LafargeHolcim Says Cost-Cutting Drive Will Lift 2019 Profit
(Bloomberg) -- LafargeHolcim Ltd. said its plans to slim down will boost profit next year as Europe’s biggest cement maker sells assets and vacates its old headquarters in Paris and Zurich.
- The changes are meant to accelerate profit growth. The company now expects recurring earnings before interest, taxes, amortization and depreciation to increase at least 5 percent, versus a target of 3-5 percent this year.
- Chief Executive Officer Jan Jenisch is near Birmingham on Wednesday to explain to analysts how he will go about executing a growth plan through 2022. The sales and profit goals were set in March so now comes the hard part.

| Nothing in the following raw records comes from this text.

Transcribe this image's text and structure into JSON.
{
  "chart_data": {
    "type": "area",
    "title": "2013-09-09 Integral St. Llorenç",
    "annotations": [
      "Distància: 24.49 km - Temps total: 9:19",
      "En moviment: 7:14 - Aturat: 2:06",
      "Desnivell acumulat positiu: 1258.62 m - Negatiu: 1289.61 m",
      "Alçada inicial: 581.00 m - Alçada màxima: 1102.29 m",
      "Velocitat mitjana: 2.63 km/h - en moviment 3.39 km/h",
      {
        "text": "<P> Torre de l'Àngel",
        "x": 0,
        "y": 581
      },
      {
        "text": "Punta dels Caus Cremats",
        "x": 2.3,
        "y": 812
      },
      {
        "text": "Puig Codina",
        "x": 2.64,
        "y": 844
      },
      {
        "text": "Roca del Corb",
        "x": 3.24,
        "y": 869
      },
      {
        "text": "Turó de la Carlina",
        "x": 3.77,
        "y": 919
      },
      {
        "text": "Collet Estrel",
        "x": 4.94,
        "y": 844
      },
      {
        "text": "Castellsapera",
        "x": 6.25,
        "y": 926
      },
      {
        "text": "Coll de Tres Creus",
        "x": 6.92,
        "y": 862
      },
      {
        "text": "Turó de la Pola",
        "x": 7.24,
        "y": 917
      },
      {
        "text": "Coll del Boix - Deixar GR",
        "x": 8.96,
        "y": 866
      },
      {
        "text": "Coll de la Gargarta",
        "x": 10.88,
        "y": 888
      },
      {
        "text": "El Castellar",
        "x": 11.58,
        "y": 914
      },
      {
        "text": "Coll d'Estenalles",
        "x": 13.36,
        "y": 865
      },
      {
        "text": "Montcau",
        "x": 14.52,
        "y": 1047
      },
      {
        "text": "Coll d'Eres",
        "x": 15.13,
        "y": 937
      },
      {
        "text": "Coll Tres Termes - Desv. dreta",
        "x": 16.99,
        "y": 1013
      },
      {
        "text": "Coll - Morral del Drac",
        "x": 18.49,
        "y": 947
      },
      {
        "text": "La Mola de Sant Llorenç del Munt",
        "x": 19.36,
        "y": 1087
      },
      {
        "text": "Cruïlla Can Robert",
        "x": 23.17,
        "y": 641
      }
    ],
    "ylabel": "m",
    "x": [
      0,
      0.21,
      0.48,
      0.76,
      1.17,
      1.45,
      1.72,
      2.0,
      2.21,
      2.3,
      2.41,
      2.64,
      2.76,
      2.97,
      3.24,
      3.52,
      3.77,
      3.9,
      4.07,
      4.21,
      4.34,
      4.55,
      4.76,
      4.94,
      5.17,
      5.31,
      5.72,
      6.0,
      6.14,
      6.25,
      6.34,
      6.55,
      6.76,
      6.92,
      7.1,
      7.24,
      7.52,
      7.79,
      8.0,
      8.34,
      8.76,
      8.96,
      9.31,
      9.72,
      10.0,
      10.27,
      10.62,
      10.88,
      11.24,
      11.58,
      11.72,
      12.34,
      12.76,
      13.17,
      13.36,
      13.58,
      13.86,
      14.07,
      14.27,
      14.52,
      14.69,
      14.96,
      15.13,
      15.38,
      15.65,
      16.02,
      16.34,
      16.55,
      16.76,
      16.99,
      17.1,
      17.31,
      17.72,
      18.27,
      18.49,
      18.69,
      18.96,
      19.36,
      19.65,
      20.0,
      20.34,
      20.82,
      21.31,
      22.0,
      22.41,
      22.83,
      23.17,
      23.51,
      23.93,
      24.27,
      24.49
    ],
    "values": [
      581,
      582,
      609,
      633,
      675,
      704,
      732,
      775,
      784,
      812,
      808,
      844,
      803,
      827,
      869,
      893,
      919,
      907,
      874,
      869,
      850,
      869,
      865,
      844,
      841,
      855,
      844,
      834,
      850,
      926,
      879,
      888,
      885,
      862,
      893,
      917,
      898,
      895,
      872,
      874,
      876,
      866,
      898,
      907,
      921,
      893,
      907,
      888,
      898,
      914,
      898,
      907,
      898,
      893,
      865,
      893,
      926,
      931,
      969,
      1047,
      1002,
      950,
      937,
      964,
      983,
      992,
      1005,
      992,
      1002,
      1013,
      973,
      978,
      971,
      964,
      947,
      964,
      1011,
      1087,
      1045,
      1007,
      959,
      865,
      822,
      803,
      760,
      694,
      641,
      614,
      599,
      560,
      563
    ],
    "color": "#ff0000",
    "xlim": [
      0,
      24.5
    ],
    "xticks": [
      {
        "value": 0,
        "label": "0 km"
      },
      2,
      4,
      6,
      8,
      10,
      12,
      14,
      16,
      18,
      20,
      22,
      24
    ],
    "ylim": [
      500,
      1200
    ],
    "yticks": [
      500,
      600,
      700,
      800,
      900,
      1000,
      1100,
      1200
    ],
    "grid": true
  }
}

- In a bid to slash operating costs, Jenisch is cutting through layers of management. He’s focused on 35 main markets, has closed some regional offices like Miami and Singapore and is moving out of HQ buildings to settle in Zug, Switzerland.
- Jenisch has had to work hard to regain investor confidence after a messy merger and unrealistic financial targets under his predecessor. The CEO’s target of 2 billion francs ($2 billion) of asset sales is within reach after LafargeHolcim sold its business in Indonesia. The company wants a net debt ratio of 2 times or less by the end of 2019.
- The bigger ambition in all this is to end up with a “capacity for strategic acquisitions” down the road, Chief Financial Officer Geraldine Picaud said in her presentation. So a few steps back for a possible big leap forward.
- Offering up guidance for 2019 when it’s still only November got a nod of approval from Vontobel analyst Bernd Pomrehn, who took it as a sign of management’s confidence to deliver on LafargeHolcim’s overhaul.
- The shares gained 0.8 percent in Zurich to 45.96 francs as of 9:07 a.m., valuing the business at 28 billion francs ($28 billion).
- The company confirmed its 2022 strategy and aligned 2019 hopes to the same targets, namely recurring Ebitda growth of at least 5 percent and comparable sales growth of between 3 percent and 5 percent. That’s lower than the 4 percent to 6 percent seen for this year.
- A 400 million franc-savings plan is expected to be completed in the first quarter 2019 and bolt-on acquisitions will continue.
- Looking to keep a 2 franc-a-share dividend.